Don't the rules of physics state that a fluid is incompressible? As you acknowledge, fluids are fairly easy to move around, so it just gets "pushed" out of the way - or in this case built up into a larger wave. As a displacement hull hits, then exceeds 'hull speed', the stern drops into the trough and the bow pushes up against the bow-wave - at this point form drag has increased as the relatively small surface area of the bow has been supplanted by the larger bottom, as the boat is pushed essentially keel-first into the water. If the engine can be tilted this could be maintained and speed could even be increased just by throwing more power at it to overcome the drag. But most vessels produce thrust roughly parallel to the design WL, so as a lesser component of thrust is available to push through the water, more is being applied downward - acting opposite to gravity. To plane, the vessel then has to overcome the gravity and climb up over the bow-wave. As that occurs, the effective frontal area decreases, thus decreasing drag - speed increases. On plane there's bugger all form drag, and wetted surface area is minimized. What keeps a vessel on plane is that the incompressible liquid provides a lift component - essentially climbing the now tiny wave (I'd call it a bow-wave, but it's usually moved well aft of the bow).
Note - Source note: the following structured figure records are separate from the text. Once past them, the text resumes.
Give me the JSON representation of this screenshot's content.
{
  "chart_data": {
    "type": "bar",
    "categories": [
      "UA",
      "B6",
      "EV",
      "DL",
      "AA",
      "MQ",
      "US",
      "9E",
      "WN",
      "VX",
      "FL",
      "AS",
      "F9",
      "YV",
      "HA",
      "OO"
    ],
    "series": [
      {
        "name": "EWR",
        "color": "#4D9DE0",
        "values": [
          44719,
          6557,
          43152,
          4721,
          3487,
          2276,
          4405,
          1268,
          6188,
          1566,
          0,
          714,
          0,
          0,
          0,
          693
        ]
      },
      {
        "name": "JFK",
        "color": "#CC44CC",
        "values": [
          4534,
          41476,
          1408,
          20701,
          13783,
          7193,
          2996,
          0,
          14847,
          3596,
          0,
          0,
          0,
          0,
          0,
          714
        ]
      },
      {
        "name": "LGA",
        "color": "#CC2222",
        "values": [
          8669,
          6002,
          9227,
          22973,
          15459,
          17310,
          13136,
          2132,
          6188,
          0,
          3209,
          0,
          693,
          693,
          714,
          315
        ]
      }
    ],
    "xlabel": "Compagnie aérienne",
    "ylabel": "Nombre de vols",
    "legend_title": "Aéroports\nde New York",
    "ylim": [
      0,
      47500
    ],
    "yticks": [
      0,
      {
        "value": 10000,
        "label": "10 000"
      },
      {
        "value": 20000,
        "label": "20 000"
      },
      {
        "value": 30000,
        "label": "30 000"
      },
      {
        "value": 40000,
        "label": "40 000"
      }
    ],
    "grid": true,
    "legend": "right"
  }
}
Yes, you're trying to compress rather than compressing. I still don't agree you're trying to climb the bow wave though. Imagine you've put a trolley jack at the front of your car and raised it up but then try and drive it along (assuming the trolly jacks has wheels). The front of the car may be raised but it's not trying to go uphill. If the wave was stationary then yes you'd be trying to climb up it but it actually moves with the boat so there's no energy expended trying to overcome the force of gravity by making the boat go upwards - all that energy is used in moving the water.
Dont know about what speeds you could expect but I do know you can expect a lot of wishfull thinking in replies to your post.
Thanks all, I've come to the conclusion that he'd fitted his log upside down!